The Truth About Upcycled Food

When discussing the state of food waste in the United States in 2021, RTS, a waste and disposal company, shared the fact that Americans alone waste 80 billion pounds of food every year. To combat such egregious amounts of food waste, some have turned to upcycling their food stuffs.

To upcycle food, as defined by the Upcycled Food Association, is to repurpose parts of foods one would not eat for other uses with a verifiable supply chain and a positive ecological impact. Further definitions the association gave are that the new foods must be for human consumption and should be economically sustainable as well. In more concrete terms, Fox News gives the examples of transforming avocado seeds or vegetable pulp into juices, chips, or other foodstuffs. Too Good To Go, the delivery app that allows customers to order from restaurants meals that would otherwise go to waste, doesn't count as upcycling as it sends made meals to other eaters instead of reimagining a previously inedible piece of food as a different product.

However, you can upcycle foods at home without worrying about official definitions. The Ethical Choice lists five simple ways you can implement the upcycling idea in your kitchen, such as using the leafy carrot top as the basis for a pesto recipe. Similarly, The Spruce Eats suggests, among other things, that you include the peels from your carrots as the carrot part of carrot cakes. Done properly, these tricks will eek extra use from trash.

Upcycling needs to up its game

For upcycling to become a means towards alleviating the problems of food waste, it needs to dominate food practices, not simply occupy a side hobby. Otherwise, there will be slight reductions in food waste, but the structure of the food industry will still channel towards the ecologically unsustainable relationship we have with food.
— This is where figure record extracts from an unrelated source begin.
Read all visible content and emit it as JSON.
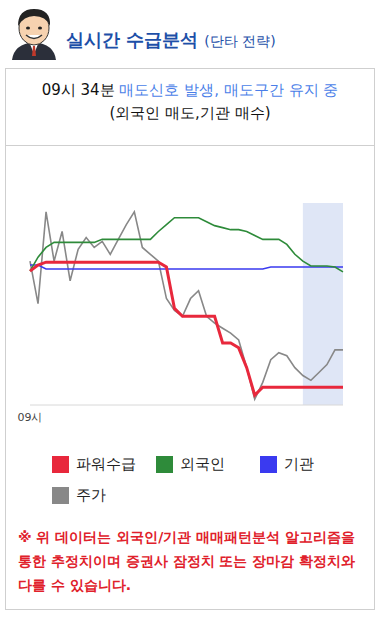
{
  "header": {
    "title": "실시간 수급분석",
    "subtitle": "(단타 전략)"
  },
  "signal": {
    "time": "09시 34분",
    "text": "매도신호 발생, 매도구간 유지 중",
    "detail": "(외국인 매도,기관 매수)"
  },
  "chart_data": {
    "type": "line",
    "categories": [
      "09시",
      null,
      null,
      null,
      null,
      null,
      null,
      null,
      null,
      null,
      null,
      null,
      null,
      null,
      null,
      null,
      null,
      null,
      null,
      null,
      null,
      null,
      null,
      null,
      null,
      null,
      null,
      null,
      null,
      null,
      null,
      null,
      null,
      null,
      null,
      null,
      null,
      null,
      null,
      null
    ],
    "series": [
      {
        "name": "파워수급",
        "color": "#e8283c",
        "values": [
          66.3,
          69.3,
          70.7,
          70.7,
          70.7,
          70.7,
          70.7,
          70.7,
          70.7,
          70.7,
          70.7,
          70.7,
          70.7,
          70.7,
          70.7,
          70.7,
          70.7,
          68.3,
          47.8,
          43.9,
          43.9,
          43.9,
          43.9,
          43.9,
          30.7,
          30.7,
          28.3,
          18.5,
          4.9,
          8.8,
          8.8,
          8.8,
          8.8,
          8.8,
          8.8,
          8.8,
          8.8,
          8.8,
          8.8,
          8.8
        ]
      },
      {
        "name": "외국인",
        "color": "#2e8b3a",
        "values": [
          66.3,
          73.2,
          78.0,
          80.5,
          80.5,
          80.5,
          80.5,
          80.5,
          80.5,
          82.0,
          82.0,
          82.0,
          82.0,
          82.0,
          82.0,
          82.0,
          85.9,
          89.3,
          92.7,
          92.7,
          92.7,
          92.7,
          90.7,
          88.8,
          87.8,
          86.8,
          86.8,
          85.9,
          83.9,
          82.0,
          82.0,
          82.0,
          79.5,
          74.6,
          71.2,
          68.8,
          68.8,
          68.8,
          68.3,
          65.9
        ]
      },
      {
        "name": "기관",
        "color": "#3a3af0",
        "values": [
          69.3,
          69.3,
          67.3,
          67.3,
          67.3,
          67.3,
          67.3,
          67.3,
          67.3,
          67.3,
          67.3,
          67.3,
          67.3,
          67.3,
          67.3,
          67.3,
          67.3,
          67.3,
          67.3,
          67.3,
          67.3,
          67.3,
          67.3,
          67.3,
          67.3,
          67.3,
          67.3,
          67.3,
          67.3,
          67.3,
          68.3,
          68.3,
          68.3,
          68.3,
          68.3,
          68.3,
          68.3,
          68.3,
          68.3,
          68.3
        ]
      },
      {
        "name": "주가",
        "color": "#888888",
        "values": [
          71.2,
          50.2,
          95.6,
          71.2,
          85.9,
          61.5,
          77.1,
          82.9,
          78.0,
          81.0,
          74.6,
          82.0,
          89.3,
          95.6,
          78.0,
          74.6,
          71.2,
          52.7,
          46.8,
          43.9,
          52.7,
          56.6,
          43.9,
          40.5,
          38.0,
          35.6,
          32.2,
          18.5,
          2.9,
          11.2,
          22.4,
          25.9,
          24.4,
          18.5,
          14.6,
          12.2,
          16.1,
          20.0,
          27.3,
          27.3
        ]
      }
    ],
    "shaded_range": [
      34,
      39
    ],
    "ylim": [
      0,
      100
    ],
    "yticks": [],
    "tick_labels": "x",
    "legend": "bottom"
  },
  "footnote": "※ 위 데이터는 외국인/기관 매매패턴분석 알고리즘을 통한 추정치이며 증권사 잠정치 또는 장마감 확정치와 다를 수 있습니다."
}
That will prove difficult, as Dr. Jonathan Deutsch, director of the Drexel Food Lab at Drexel University, explained to FoodPrint: "You can take vegetable scraps from ... production lines to make upcycled vegetable broth but ... it's not like carrots and celery are super expensive so, in some cases, trucking these scraps around may be more expensive than ... ordering a tractor trailer load [of vegetables]." However, as smaller upcycle food brands establish themselves, they may find proven methods that will lead to bigger corporations taking notice.

Between the way food is conveyed to the customer and implementation of upcycling practices in the home, there is a real chance that food waste can be reduced.